Da nouvelle vague japonesa – movimento de cinema que começa na França na década de 60 pautando uma nova forma de fazer cinema, rejeitando a abordagem realista dos anos anteriores – A Mulher Inseto (1963) é certamente um ponto alto no cinema oriental. Inovador na forma do filme e tematizando assuntos tabus como o incesto ou sempre rentáveis ao debate como a opressão capitalista, o longa de Imamura, nome importante no cinema japonês, mantém o telespectador incomodado durante as pouco mais de duas horas de projeção.
Essas inquietudes vêm dos dois planos ditos acima, a forma (maneira como são mostradas as imagens e como se encaixam entre si) e os temas, ou conteúdo do filme (o enredo, do que trata, etc.). Em relação à primeira, o diretor abre o filme já provocando o espectador, acostumado a abordagens mais convencionais (mas não por isso menos interessantes, como o clássico Era uma vez em Tóquio), ao acompanhar em dois ou três planos um inseto caminhando sobre a terra. Deboche típico da nouvelle vague – ao menos da francesa e da brasileira – é um indício da crítica traçada pelo filme: o eterno retorno do inseto ao subir um morro de terra e nunca chegar ao seu topo – já que imagem trava propositalmente no momento final da subida – é a metáfora para a circularidade da violência contra as e os de baixo pelo sistema capitalista e também da violência de gênero a qual as mulheres, neste caso as que são obrigadas a se prostituir, estão submetidas.
Pela forma, além de planos escuros comuns àquele tipo de cinema (e que se relaciona com o expressionismo alemão e com as fotografias de muitos filmes de Ingmar Bergman e Andrei Tarkovski), o filme tem como peculiaridade um recurso usado um ano antes por Chris Marker em La Jetée [em português A pista ou A plataforma]: a montagem como de fotonovela. Em A pista, Marker filma muito pouco, a grande extensão do filme é feita somente de fotos com narração em cima. Imamura se vale desse recurso, mas o utiliza só em momentos oportunos, em geral em cenas que representam passagens de tempo. Marca, além disso, os momentos catárticos (momentos antes de a cena ter seu ápice, resolvendo determinado problema ou sinalizando um desfecho momentâneo). Isso dá um caráter de mobilidade impressionante ao filme já que motiva o telespectador a imaginar tal desfecho. Outra coisa: ao fazer isso, o diretor não se acomoda e indica uma não resolução do problema, mostrando que os problemas da vida real também seguem lá, sem reparo. Relembrando, os problemas dos quais o filme trata passam do incesto que a protagonista sofre desde pequena à opressão geral da sociedade capitalista representada pela prostituição.

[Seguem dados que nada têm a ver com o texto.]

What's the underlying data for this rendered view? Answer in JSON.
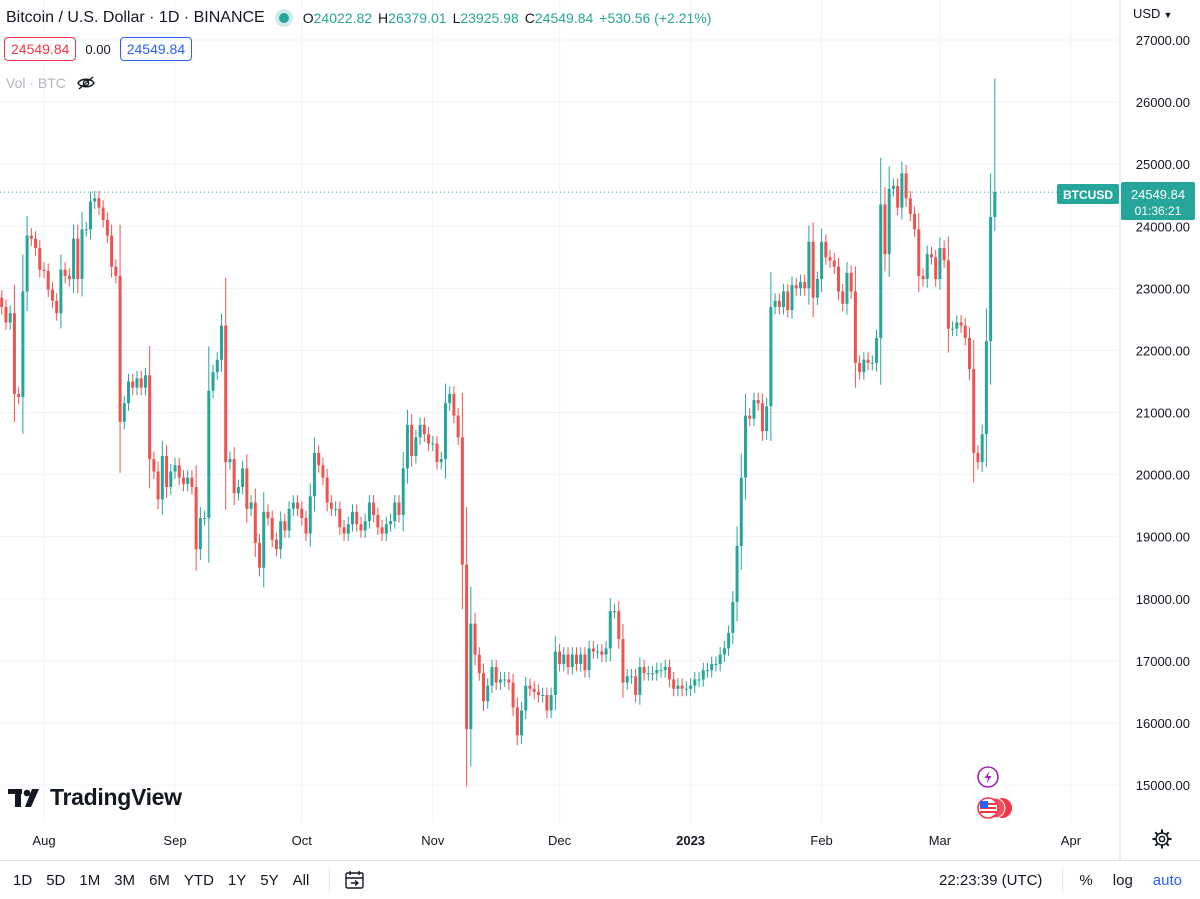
{
  "header": {
    "title": "Bitcoin / U.S. Dollar · 1D · BINANCE",
    "open_label": "O",
    "open": "24022.82",
    "high_label": "H",
    "high": "26379.01",
    "low_label": "L",
    "low": "23925.98",
    "close_label": "C",
    "close": "24549.84",
    "change": "+530.56 (+2.21%)",
    "sell_price": "24549.84",
    "spread": "0.00",
    "buy_price": "24549.84",
    "volume_label": "Vol · BTC",
    "currency": "USD"
  },
  "price_tag": {
    "symbol": "BTCUSD",
    "price": "24549.84",
    "countdown": "01:36:21"
  },
  "logo": "TradingView",
  "bottom_bar": {
    "ranges": [
      "1D",
      "5D",
      "1M",
      "3M",
      "6M",
      "YTD",
      "1Y",
      "5Y",
      "All"
    ],
    "time": "22:23:39 (UTC)",
    "percent": "%",
    "log": "log",
    "auto": "auto"
  },
  "colors": {
    "up": "#26a69a",
    "down": "#ef5350",
    "grid": "#f0f3fa",
    "text": "#131722",
    "accent": "#2962ff"
  },
  "chart_data": {
    "type": "candlestick",
    "title": "Bitcoin / U.S. Dollar · 1D · BINANCE",
    "ylim": [
      15000,
      27000
    ],
    "y_ticks": [
      "27000.00",
      "26000.00",
      "25000.00",
      "24000.00",
      "23000.00",
      "22000.00",
      "21000.00",
      "20000.00",
      "19000.00",
      "18000.00",
      "17000.00",
      "16000.00",
      "15000.00"
    ],
    "x_ticks": [
      {
        "label": "Aug",
        "date": "2022-08-01"
      },
      {
        "label": "Sep",
        "date": "2022-09-01"
      },
      {
        "label": "Oct",
        "date": "2022-10-01"
      },
      {
        "label": "Nov",
        "date": "2022-11-01"
      },
      {
        "label": "Dec",
        "date": "2022-12-01"
      },
      {
        "label": "2023",
        "date": "2023-01-01"
      },
      {
        "label": "Feb",
        "date": "2023-02-01"
      },
      {
        "label": "Mar",
        "date": "2023-03-01"
      },
      {
        "label": "Apr",
        "date": "2023-04-01"
      }
    ],
    "last_price": 24549.84,
    "grid": true,
    "closes": {
      "2022-07-22": 22700,
      "2022-07-23": 22450,
      "2022-07-24": 22600,
      "2022-07-25": 21300,
      "2022-07-26": 21250,
      "2022-07-27": 22950,
      "2022-07-28": 23850,
      "2022-07-29": 23800,
      "2022-07-30": 23650,
      "2022-07-31": 23300,
      "2022-08-01": 23280,
      "2022-08-02": 22980,
      "2022-08-03": 22800,
      "2022-08-04": 22600,
      "2022-08-05": 23300,
      "2022-08-06": 23200,
      "2022-08-07": 23150,
      "2022-08-08": 23800,
      "2022-08-09": 23150,
      "2022-08-10": 23950,
      "2022-08-11": 23950,
      "2022-08-12": 24400,
      "2022-08-13": 24450,
      "2022-08-14": 24300,
      "2022-08-15": 24100,
      "2022-08-16": 23850,
      "2022-08-17": 23350,
      "2022-08-18": 23200,
      "2022-08-19": 20850,
      "2022-08-20": 21150,
      "2022-08-21": 21500,
      "2022-08-22": 21400,
      "2022-08-23": 21550,
      "2022-08-24": 21400,
      "2022-08-25": 21600,
      "2022-08-26": 20250,
      "2022-08-27": 20050,
      "2022-08-28": 19600,
      "2022-08-29": 20300,
      "2022-08-30": 19800,
      "2022-08-31": 20050,
      "2022-09-01": 20150,
      "2022-09-02": 19950,
      "2022-09-03": 19850,
      "2022-09-04": 19950,
      "2022-09-05": 19800,
      "2022-09-06": 18800,
      "2022-09-07": 19300,
      "2022-09-08": 19300,
      "2022-09-09": 21350,
      "2022-09-10": 21650,
      "2022-09-11": 21850,
      "2022-09-12": 22400,
      "2022-09-13": 20200,
      "2022-09-14": 20250,
      "2022-09-15": 19700,
      "2022-09-16": 19800,
      "2022-09-17": 20100,
      "2022-09-18": 19450,
      "2022-09-19": 19550,
      "2022-09-20": 18900,
      "2022-09-21": 18500,
      "2022-09-22": 19400,
      "2022-09-23": 19300,
      "2022-09-24": 18950,
      "2022-09-25": 18800,
      "2022-09-26": 19250,
      "2022-09-27": 19100,
      "2022-09-28": 19450,
      "2022-09-29": 19550,
      "2022-09-30": 19450,
      "2022-10-01": 19300,
      "2022-10-02": 19050,
      "2022-10-03": 19650,
      "2022-10-04": 20350,
      "2022-10-05": 20150,
      "2022-10-06": 19950,
      "2022-10-07": 19550,
      "2022-10-08": 19450,
      "2022-10-09": 19450,
      "2022-10-10": 19150,
      "2022-10-11": 19050,
      "2022-10-12": 19200,
      "2022-10-13": 19400,
      "2022-10-14": 19200,
      "2022-10-15": 19100,
      "2022-10-16": 19250,
      "2022-10-17": 19550,
      "2022-10-18": 19350,
      "2022-10-19": 19150,
      "2022-10-20": 19050,
      "2022-10-21": 19200,
      "2022-10-22": 19250,
      "2022-10-23": 19550,
      "2022-10-24": 19350,
      "2022-10-25": 20100,
      "2022-10-26": 20800,
      "2022-10-27": 20300,
      "2022-10-28": 20600,
      "2022-10-29": 20800,
      "2022-10-30": 20650,
      "2022-10-31": 20500,
      "2022-11-01": 20500,
      "2022-11-02": 20200,
      "2022-11-03": 20250,
      "2022-11-04": 21150,
      "2022-11-05": 21300,
      "2022-11-06": 20950,
      "2022-11-07": 20600,
      "2022-11-08": 18550,
      "2022-11-09": 15900,
      "2022-11-10": 17600,
      "2022-11-11": 17100,
      "2022-11-12": 16800,
      "2022-11-13": 16350,
      "2022-11-14": 16600,
      "2022-11-15": 16900,
      "2022-11-16": 16650,
      "2022-11-17": 16700,
      "2022-11-18": 16700,
      "2022-11-19": 16650,
      "2022-11-20": 16250,
      "2022-11-21": 15800,
      "2022-11-22": 16200,
      "2022-11-23": 16600,
      "2022-11-24": 16550,
      "2022-11-25": 16500,
      "2022-11-26": 16450,
      "2022-11-27": 16450,
      "2022-11-28": 16200,
      "2022-11-29": 16450,
      "2022-11-30": 17150,
      "2022-12-01": 16950,
      "2022-12-02": 17100,
      "2022-12-03": 16900,
      "2022-12-04": 17100,
      "2022-12-05": 16950,
      "2022-12-06": 17100,
      "2022-12-07": 16850,
      "2022-12-08": 17200,
      "2022-12-09": 17150,
      "2022-12-10": 17150,
      "2022-12-11": 17100,
      "2022-12-12": 17200,
      "2022-12-13": 17800,
      "2022-12-14": 17800,
      "2022-12-15": 17350,
      "2022-12-16": 16650,
      "2022-12-17": 16750,
      "2022-12-18": 16750,
      "2022-12-19": 16450,
      "2022-12-20": 16900,
      "2022-12-21": 16800,
      "2022-12-22": 16800,
      "2022-12-23": 16800,
      "2022-12-24": 16850,
      "2022-12-25": 16850,
      "2022-12-26": 16900,
      "2022-12-27": 16700,
      "2022-12-28": 16550,
      "2022-12-29": 16600,
      "2022-12-30": 16550,
      "2022-12-31": 16550,
      "2023-01-01": 16600,
      "2023-01-02": 16700,
      "2023-01-03": 16700,
      "2023-01-04": 16850,
      "2023-01-05": 16850,
      "2023-01-06": 16950,
      "2023-01-07": 16950,
      "2023-01-08": 17100,
      "2023-01-09": 17200,
      "2023-01-10": 17450,
      "2023-01-11": 17950,
      "2023-01-12": 18850,
      "2023-01-13": 19950,
      "2023-01-14": 20950,
      "2023-01-15": 20900,
      "2023-01-16": 21200,
      "2023-01-17": 21150,
      "2023-01-18": 20700,
      "2023-01-19": 21100,
      "2023-01-20": 22700,
      "2023-01-21": 22800,
      "2023-01-22": 22700,
      "2023-01-23": 22950,
      "2023-01-24": 22650,
      "2023-01-25": 23050,
      "2023-01-26": 23000,
      "2023-01-27": 23100,
      "2023-01-28": 23000,
      "2023-01-29": 23750,
      "2023-01-30": 22850,
      "2023-01-31": 23150,
      "2023-02-01": 23750,
      "2023-02-02": 23500,
      "2023-02-03": 23450,
      "2023-02-04": 23350,
      "2023-02-05": 22950,
      "2023-02-06": 22750,
      "2023-02-07": 23250,
      "2023-02-08": 22950,
      "2023-02-09": 21800,
      "2023-02-10": 21650,
      "2023-02-11": 21850,
      "2023-02-12": 21800,
      "2023-02-13": 21800,
      "2023-02-14": 22200,
      "2023-02-15": 24350,
      "2023-02-16": 23550,
      "2023-02-17": 24600,
      "2023-02-18": 24650,
      "2023-02-19": 24300,
      "2023-02-20": 24850,
      "2023-02-21": 24450,
      "2023-02-22": 24200,
      "2023-02-23": 23950,
      "2023-02-24": 23200,
      "2023-02-25": 23150,
      "2023-02-26": 23550,
      "2023-02-27": 23500,
      "2023-02-28": 23150,
      "2023-03-01": 23650,
      "2023-03-02": 23450,
      "2023-03-03": 22350,
      "2023-03-04": 22350,
      "2023-03-05": 22450,
      "2023-03-06": 22400,
      "2023-03-07": 22200,
      "2023-03-08": 21700,
      "2023-03-09": 20350,
      "2023-03-10": 20200,
      "2023-03-11": 20650,
      "2023-03-12": 22150,
      "2023-03-13": 24150,
      "2023-03-14": 24549.84
    }
  }
}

O longa se relaciona também com o clássico livro de Franz Kafka, A Metamorfose, no qual o protagonista Gregor Samsa acorda e se vê transformado em um inseto gigante. Aqui a metáfora é também com a condição socioeconômica da personagem. O filme de Imamura coloca uma tensão a mais por se tratar de uma mulher, direcionando então a crítica também para os problemas estruturais de uma sociedade patriarcal.
Imamura e seus filmes foram um marco no cinema japonês e também mundial. Inventivo e corajoso, criou obras de grande impacto e que seguem comunicando sua crítica com força até os dias de hoje.